Are we to be shocked and surprised that the estimates for the pulltab revenues for the Vikings stadium were essentially made up by gambling interests and not verified by the governor and legislature? Perhaps we should be no more so than was Captain Renault in the movie Casblanca when he declared that: “I’m shocked, shocked to find that gambling is going on in here!” The story of the Vikings pulltab debacle unfortunately is a common occurrence, the result of pressure politics, money and politics, and the often lack of capacity or will of public officials to analyze and digest complex information.
The Vikings deal was the proverbial effort to place lipstick on a pig. It was a bad deal for Minnesota no matter how you cut it. As I point out in my recent book American Politics in the Age of Ignorance: Why Lawmakers Choose Belief Over Research, the evidence is practically incontrovertible–public investments and subsidies for professional sports is perhaps the single worst economic development investment that can be made by the government. Passing aside the arguments about such subsidies being no more than welfare for sports owners or public gifts to a private and heavily profitable private business, study after study demonstrates that no matter how you measure it–number of jobs, cost per job, or overall economic impact–public investments in professional sports is a terrible return on investment.
So why did Minnesota do it, especially when surveys were clear that the public overwhelming opposed the use of tax dollars for the Vikings (as it did for the Twins just a few years before)? A cluster of reasons explain it. First, the Zygi Wilf’s of the world deploy scarcity of teams, the threat of leaving a market, and the emotional tugging of fan loyalty to pressure politicians to support such deals. That was definitely the case with the Vikings. It has to explain in part Governor Dayton’s nearly inexplicable choice to make doing the stadium deal a top priority for him. As a business person he should have known better that this was a bad economic deal for the state but he still pushed hard for it.
But second, the Vikings stadium deal demonstrates the power of pressure of politics. Since 2002, the Vikings have directly spent more than $6 million lobbying the state legislature for a new stadium. Wilf alone since he took over at the owner has spent nearly $4.3 million lobbying. Add to that political contributions and then money spent by other groups such as the Chamber of Commerce, the hospitality industry, and the buildings and trade unions, totally expenditures to lobby for a new Vikings stadium would easily top the ten million mark in the last decade if not since Wilf took over.

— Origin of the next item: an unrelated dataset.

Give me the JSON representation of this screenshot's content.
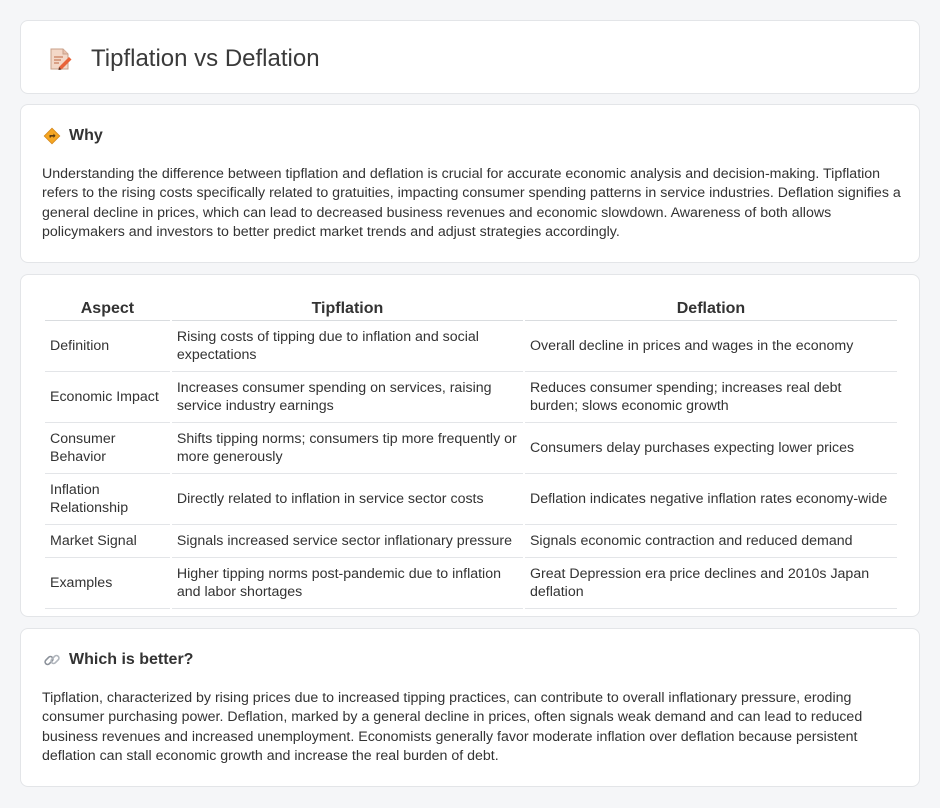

The legislature, especially the DFL last year, was under enormous pressure to do a Vikings deal because the governor wanted it and his party wished to support him. But the public was insistent that no public dollars be spent, so how to make both the governor and the public happy? Find another source of revenue. Enter pulltabs. One can only suspect that the legislature and the Gambling Control Board was under enormous pressure to make the pulltab numbers work no matter what. Explicitly or implicitly the understanding was this. Yes solely consulting with the gaming interests was stupid and a conflict of interest, but that stupidity was compounded along the way. At some point someone in the governor’s office should have asked how the numbers were generated, or the same should have occurred in the many legislative hearings. But it did not. Why?
First, no one really wanted to know. The deal was more important. Second, One can see a scenario of bureaucracy where everyone thought that someone else had checked the numbers and thus by the time they got to them they just assumed the numbers had already been vetted.

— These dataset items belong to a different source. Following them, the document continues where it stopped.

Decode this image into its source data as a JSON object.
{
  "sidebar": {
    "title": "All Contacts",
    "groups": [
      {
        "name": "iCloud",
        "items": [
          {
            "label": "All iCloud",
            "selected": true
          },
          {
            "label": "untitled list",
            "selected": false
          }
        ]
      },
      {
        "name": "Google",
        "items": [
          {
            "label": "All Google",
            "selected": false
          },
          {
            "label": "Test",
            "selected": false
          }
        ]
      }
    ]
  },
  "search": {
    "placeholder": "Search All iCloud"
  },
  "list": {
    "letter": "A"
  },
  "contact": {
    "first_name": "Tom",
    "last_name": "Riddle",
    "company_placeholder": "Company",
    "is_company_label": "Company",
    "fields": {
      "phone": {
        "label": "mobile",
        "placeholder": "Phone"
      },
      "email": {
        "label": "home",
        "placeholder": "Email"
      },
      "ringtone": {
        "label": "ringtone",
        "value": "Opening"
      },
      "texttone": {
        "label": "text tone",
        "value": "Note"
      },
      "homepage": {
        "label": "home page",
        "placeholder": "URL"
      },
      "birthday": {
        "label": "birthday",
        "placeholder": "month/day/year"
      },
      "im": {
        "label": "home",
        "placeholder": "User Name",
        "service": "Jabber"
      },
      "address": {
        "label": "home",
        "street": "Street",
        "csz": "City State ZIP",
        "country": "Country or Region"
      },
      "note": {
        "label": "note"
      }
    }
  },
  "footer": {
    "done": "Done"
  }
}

But third, there is the capacity question. By that, most of the people looking at these numbers lacked the skills or knowledge to read them or make estimates regarding the pulltab revenue stream. Yet there were many red flags that should have given one reasons to question them. We were in the middle of a recession with less disposable income for gaming, especially among the poor who were already the biggest gamblers and among the most exploited by casinos and gambling already. Minnesota already had a robust and extensive lottery and charitable gaming industry–what evidence is there that there was an untapped market that could be expanded? Finally, what evidence was there that there were many organizations that wanted to do these pulltabs, again given how well developed the existing gaming industry was already?
These are just some of the questions that should have been asked by legislators. That is there job. Maybe some did know better but they remained silent, especially among the DFL who felt they had to support the governor. Overall, DFLers produced 55% of the votes for the stadium. Additionally, of the 90 Democrats voting on the stadium 62 or 69% voted for it, while 50 of 109 or 46% of the Republicans supported it. Given that a DFL governor pushed the bill, the DFL produced the majority of the votes for the stadium, and over two-thirds of them supported the Vikings proposal, the Democrats own the stadium. Yet the Republicans should not be let off the hook–many of them voted for it and Senator Julie Rosen and Maury Lanning–Republicans, sponsored the bill in the Senate and House.

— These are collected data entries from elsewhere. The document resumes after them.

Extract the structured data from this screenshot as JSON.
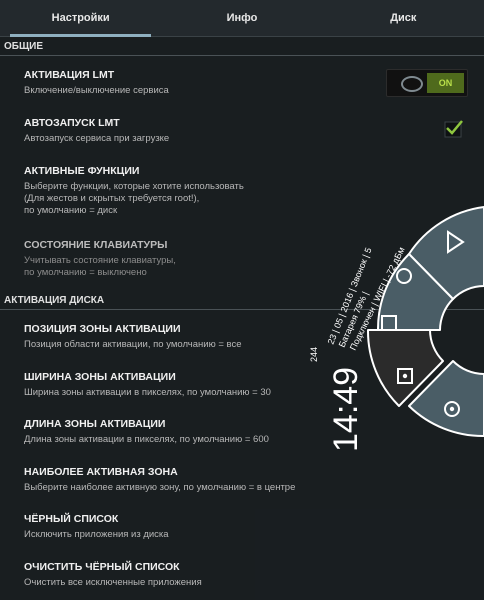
{
  "tabs": [
    {
      "label": "Настройки",
      "active": true
    },
    {
      "label": "Инфо",
      "active": false
    },
    {
      "label": "Диск",
      "active": false
    }
  ],
  "sections": {
    "general": "ОБЩИЕ",
    "activation": "АКТИВАЦИЯ ДИСКА"
  },
  "items": {
    "lmt_activation": {
      "title": "АКТИВАЦИЯ LMT",
      "summary": "Включение/выключение сервиса"
    },
    "autostart": {
      "title": "АВТОЗАПУСК LMT",
      "summary": "Автозапуск сервиса при загрузке"
    },
    "active_functions": {
      "title": "АКТИВНЫЕ ФУНКЦИИ",
      "summary_lines": [
        "Выберите функции, которые хотите использовать",
        "(Для жестов и скрытых требуется root!),",
        "по умолчанию = диск"
      ]
    },
    "keyboard_state": {
      "title": "СОСТОЯНИЕ КЛАВИАТУРЫ",
      "summary_lines": [
        "Учитывать состояние клавиатуры,",
        "по умолчанию = выключено"
      ]
    },
    "zone_position": {
      "title": "ПОЗИЦИЯ ЗОНЫ АКТИВАЦИИ",
      "summary": "Позиция области активации, по умолчанию = все"
    },
    "zone_width": {
      "title": "ШИРИНА ЗОНЫ АКТИВАЦИИ",
      "summary": "Ширина зоны активации в пикселях, по умолчанию = 30"
    },
    "zone_length": {
      "title": "ДЛИНА ЗОНЫ АКТИВАЦИИ",
      "summary": "Длина зоны активации в пикселях, по умолчанию = 600"
    },
    "most_active_zone": {
      "title": "НАИБОЛЕЕ АКТИВНАЯ ЗОНА",
      "summary": "Выберите наиболее активную зону, по умолчанию = в центре"
    },
    "blacklist": {
      "title": "ЧЁРНЫЙ СПИСОК",
      "summary": "Исключить приложения из диска"
    },
    "clear_blacklist": {
      "title": "ОЧИСТИТЬ ЧЁРНЫЙ СПИСОК",
      "summary": "Очистить все исключенные приложения"
    }
  },
  "toggle": {
    "state_label": "ON",
    "checked": true
  },
  "autostart_checked": true,
  "pie_overlay": {
    "clock": "14:49",
    "day_of_year": "244",
    "info_lines": [
      "23 | 05 | 2016 | Звонок | 5",
      "Батарея 79% |",
      "Подключен | WIFI | -72 дБм"
    ],
    "buttons": [
      "triangle-back",
      "circle-home",
      "square-recents",
      "dot-square",
      "dot-circle"
    ],
    "colors": {
      "segment": "#4a5d66",
      "segment_active": "#2b2b2b",
      "outline": "#ffffff",
      "toggle_on": "#4f6a1c"
    }
  }
}
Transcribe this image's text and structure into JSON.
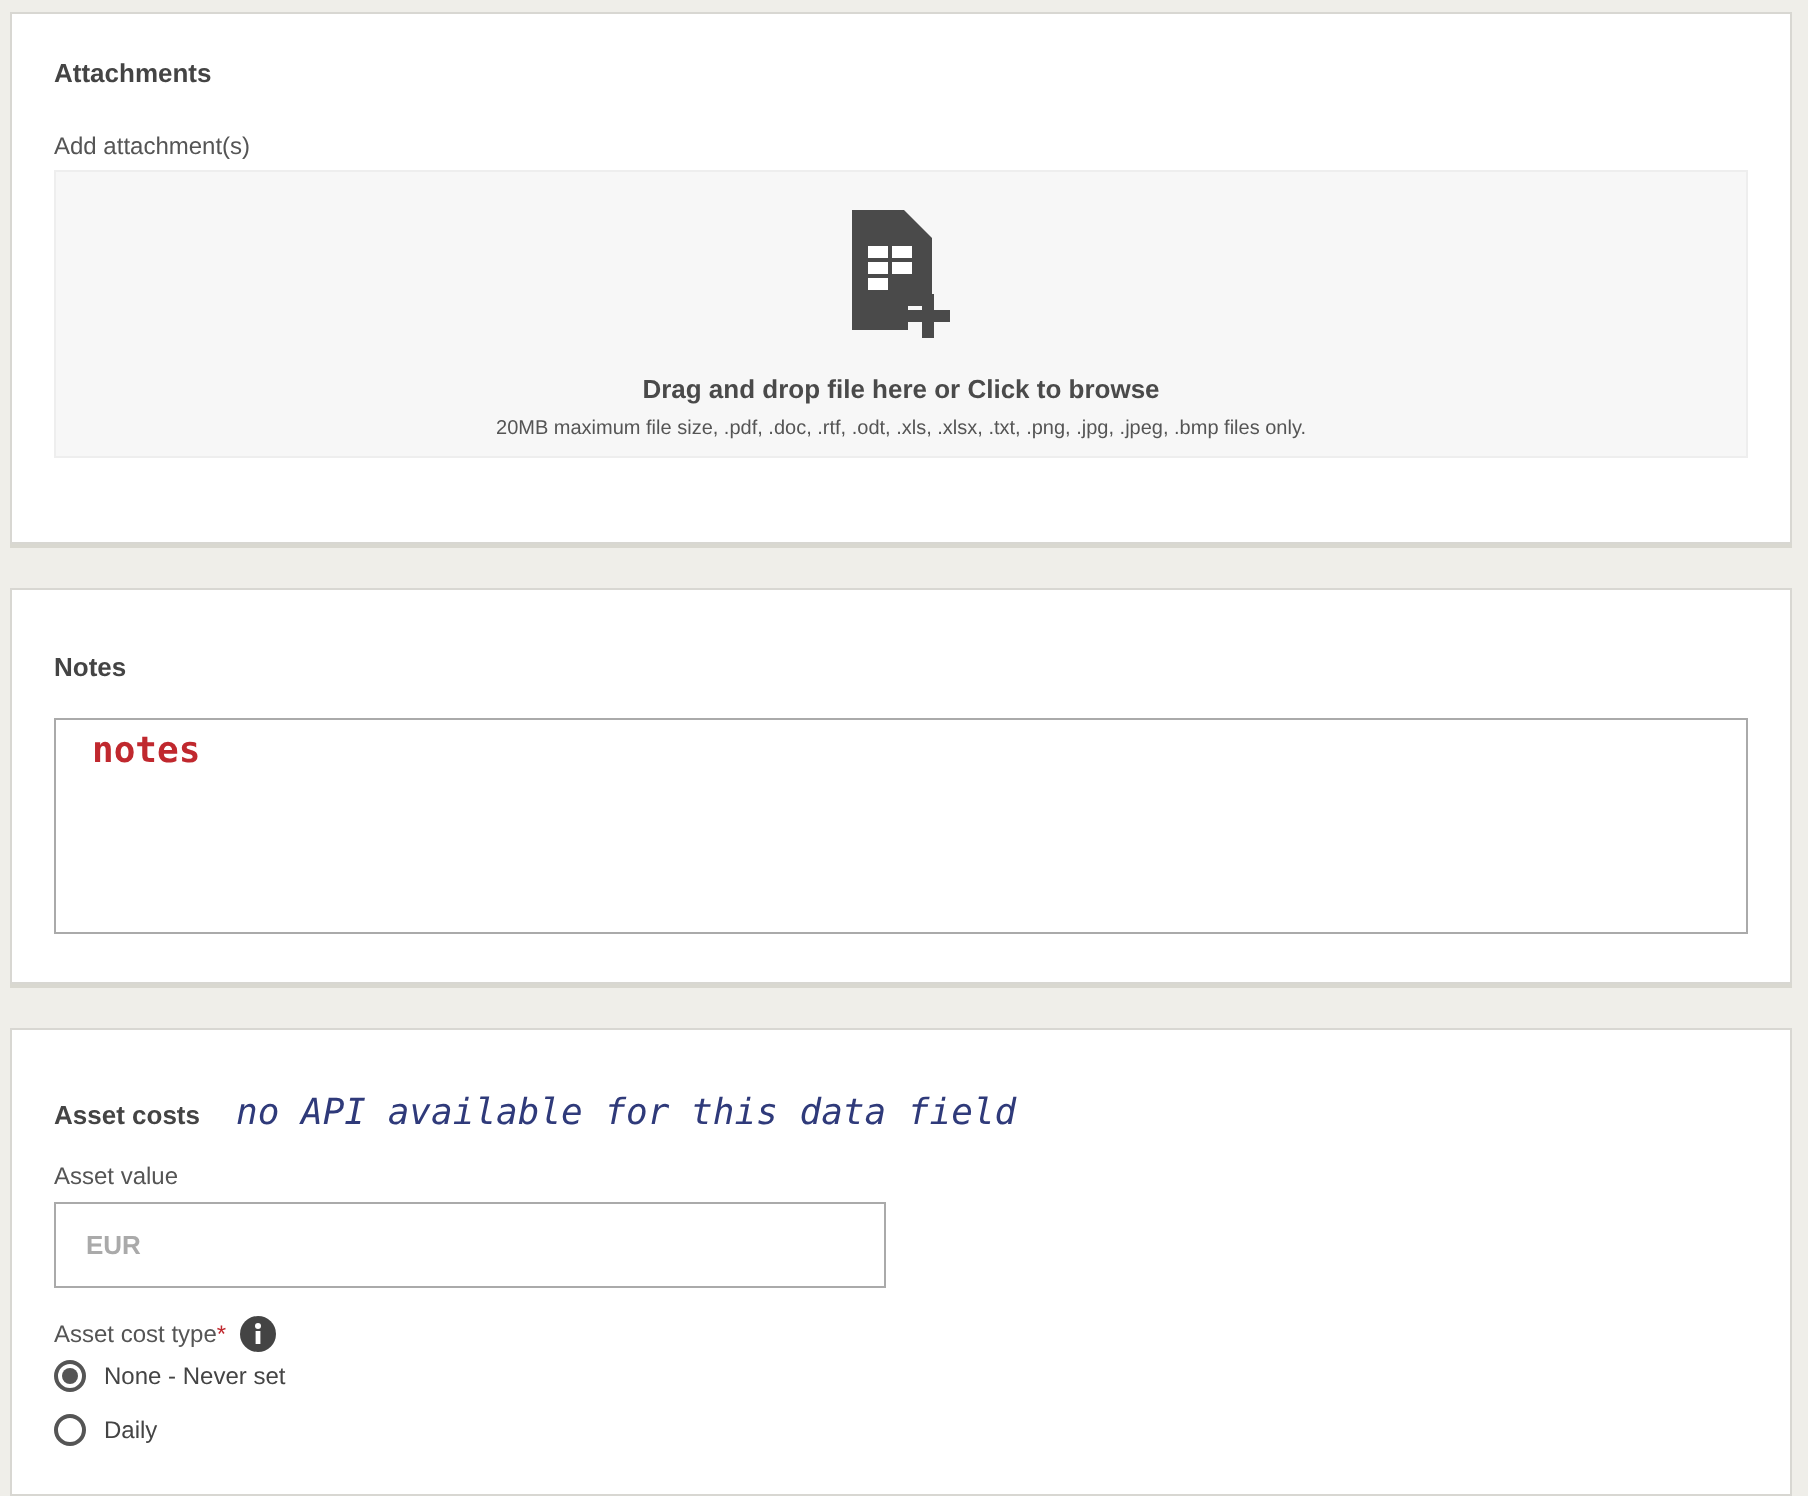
{
  "attachments": {
    "title": "Attachments",
    "label": "Add attachment(s)",
    "dropzone": {
      "headline": "Drag and drop file here or Click to browse",
      "hint": "20MB maximum file size, .pdf, .doc, .rtf, .odt, .xls, .xlsx, .txt, .png, .jpg, .jpeg, .bmp files only."
    }
  },
  "notes": {
    "title": "Notes",
    "value": "notes"
  },
  "asset_costs": {
    "title": "Asset costs",
    "annotation": "no API available for this data field",
    "asset_value": {
      "label": "Asset value",
      "placeholder": "EUR"
    },
    "cost_type": {
      "label": "Asset cost type",
      "required_mark": "*",
      "options": [
        {
          "label": "None - Never set",
          "selected": true
        },
        {
          "label": "Daily",
          "selected": false
        }
      ]
    }
  }
}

Government can do better than it did here. The bigger issue is how do we increase the capacity of public officials to make good decisions. But here the Vikings pulltab story points to a huge bipartisan public fiasco due to a pressure politics, negligent or willful blindness to the facts, and simply bad decision making. Given that, we should be no more shocked about the Vikings deal than Captain Renault was about gambling in Casablanca.